National Stay Inside Month

July is the perfect month to relish one of life’s greatest gifts: air conditioning. (July’s motto: “Wet Air!”)

However, we’ve got backyard barbeques on our minds because Big Summer has got us thinking that outdoors is where it’s at. That’s Big Summer for you, whose motto is “Sweat More!”

Or maybe it’s nostalgia that tricks us into thinking we like July. Nostalgia tricks us into fondly recalling our youth when our thighs stuck together, glued by humidity, just like they do now, but we didn’t care because at least we weren’t at school.

In short, July is for children. Adults prefer not to sweat, that’s why they turn to the great indoors this month.

When you order an ice cream cone in July and try to eat it outside, it melts immediately and congeals around your fingers. Only children can tolerate that nonsense. Adults prefer to eat an ice cream cone in a climate-controlled room. We have degrees and car payments; don’t tell us to eat ice cream outside.

July is the right time for kids to work up some body odor and knock it off by jumping in pools and through sprinklers. Adults have the honor of passing out after blowing up 15 inflatable pool toys, getting squirted by the hose trying to screw on the sprinkler, and wishing it were January.

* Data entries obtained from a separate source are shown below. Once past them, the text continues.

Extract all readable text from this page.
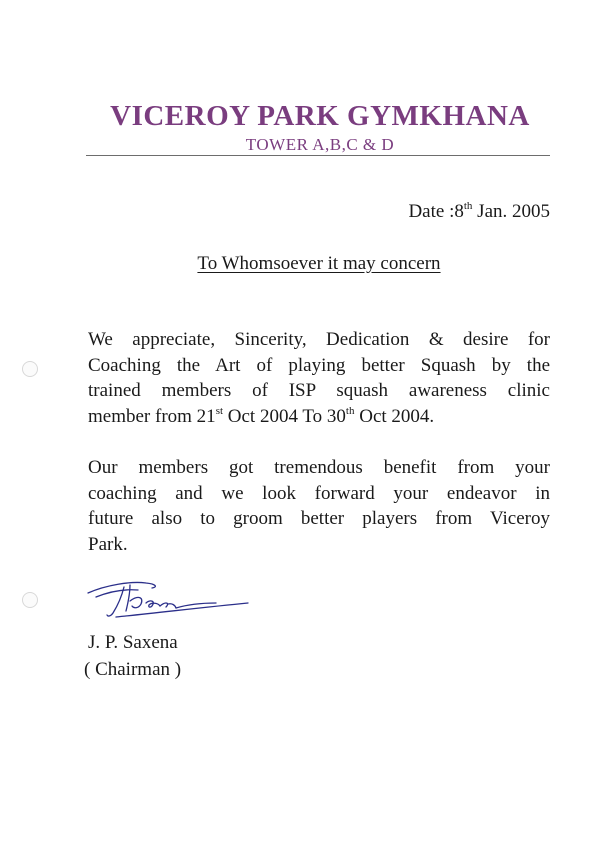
VICEROY PARK GYMKHANA
TOWER A,B,C & D
Date :8th Jan. 2005
To Whomsoever it may concern
We appreciate, Sincerity, Dedication & desire for
Coaching the Art of playing better Squash by the
trained members of ISP squash awareness clinic
member from 21st Oct 2004 To 30th Oct 2004.
Our members got tremendous benefit from your
coaching and we look forward your endeavor in
future also to groom better players from Viceroy
Park.
J. P. Saxena
( Chairman )
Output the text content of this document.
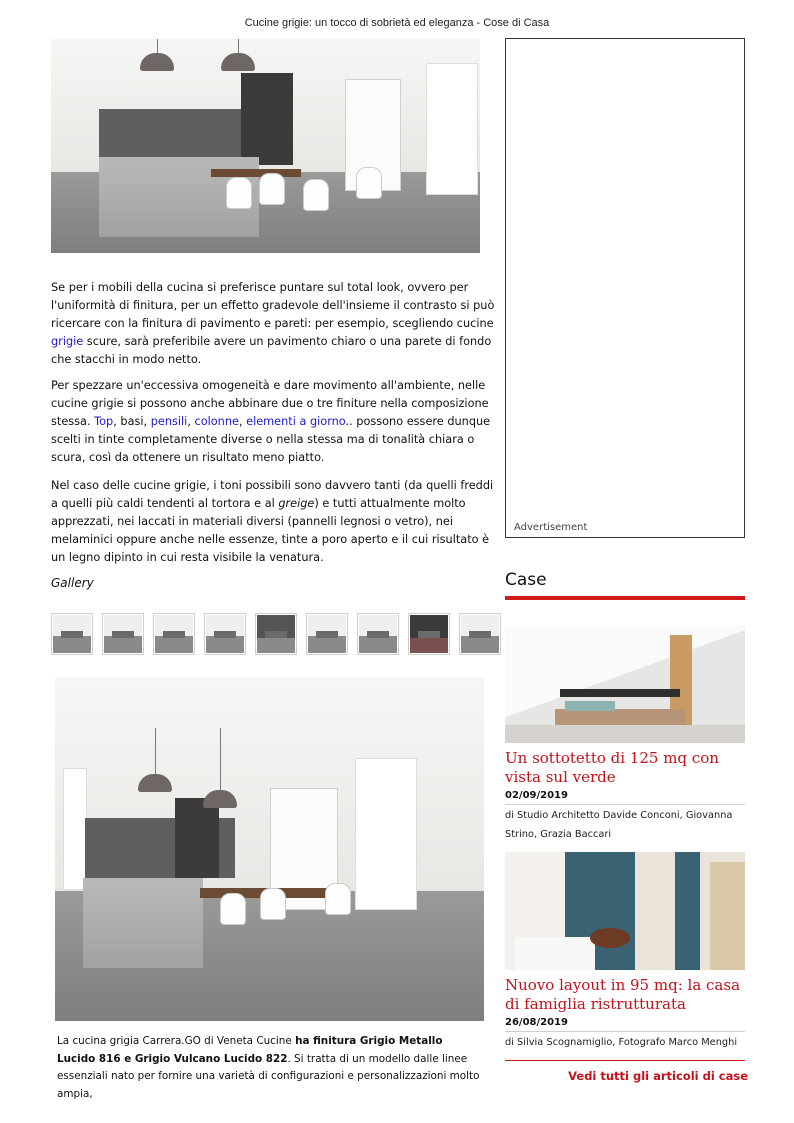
Cucine grigie: un tocco di sobrietà ed eleganza - Cose di Casa

Se per i mobili della cucina si preferisce puntare sul total look, ovvero per l'uniformità di finitura, per un effetto gradevole dell'insieme il contrasto si può ricercare con la finitura di pavimento e pareti: per esempio, scegliendo cucine grigie scure, sarà preferibile avere un pavimento chiaro o una parete di fondo che stacchi in modo netto.

Per spezzare un'eccessiva omogeneità e dare movimento all'ambiente, nelle cucine grigie si possono anche abbinare due o tre finiture nella composizione stessa. Top, basi, pensili, colonne, elementi a giorno.. possono essere dunque scelti in tinte completamente diverse o nella stessa ma di tonalità chiara o scura, così da ottenere un risultato meno piatto.

Nel caso delle cucine grigie, i toni possibili sono davvero tanti (da quelli freddi a quelli più caldi tendenti al tortora e al greige) e tutti attualmente molto apprezzati, nei laccati in materiali diversi (pannelli legnosi o vetro), nei melaminici oppure anche nelle essenze, tinte a poro aperto e il cui risultato è un legno dipinto in cui resta visibile la venatura.

Gallery
La cucina grigia Carrera.GO di Veneta Cucine ha finitura Grigio Metallo Lucido 816 e Grigio Vulcano Lucido 822. Si tratta di un modello dalle linee essenziali nato per fornire una varietà di configurazioni e personalizzazioni molto ampia,
Advertisement
Case
Un sottotetto di 125 mq con vista sul verde
02/09/2019
di Studio Architetto Davide Conconi, Giovanna Strino, Grazia Baccari
Nuovo layout in 95 mq: la casa di famiglia ristrutturata
26/08/2019
di Silvia Scognamiglio, Fotografo Marco Menghi
Vedi tutti gli articoli di case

“But July is a great time to gather with friends and family to sweat as a group,” we think. And our lawns seem like a great place for communal perspiration. But let’s go to our windows, cool and comfortable inside our homes, and look out at our decks. Now let’s imagine ourselves standing over an open grill, getting cooked from above and below, sun and fire conspiring to melt our faces. From inside, it’s easy to forget that the average temperature in July is “lava.”

The sun is shining, though. We can feel it pulling us outside. We can handle a little sun-kissed fun, can’t we? We’ve got sunblock. We’ve got sunblock that we’ll apply once and forget to reapply, resulting in a hellacious sunburn. If not sunburn, maybe sun stroke. If not sun stroke, heat exhaustion. There are so many interesting ways to be abused by the July heat.

Ah, but we can avoid the worst of the heat by going out later in the evening. In July it stays light for hours! We’ll be much more comfortable when the sun gets lower in the sky. Just us and the mosquitoes, no-seeums, chiggers, biting flies, bees, wasps and yellow jackets, lounging outside in the waning daylight. Just us, the biting insects and a can of Deet. Are we having big outdoor fun or what? Would we have nearly as many bites and stings if we had stayed inside to watch baseball on TV?

July, then, is a great month to stay inside, away from sweat and angry, swelling mosquito bites. The only consolation when we are forced to be out-of-doors in July is that it isn’t yet August. That, and the fact that winter will be here soon enough.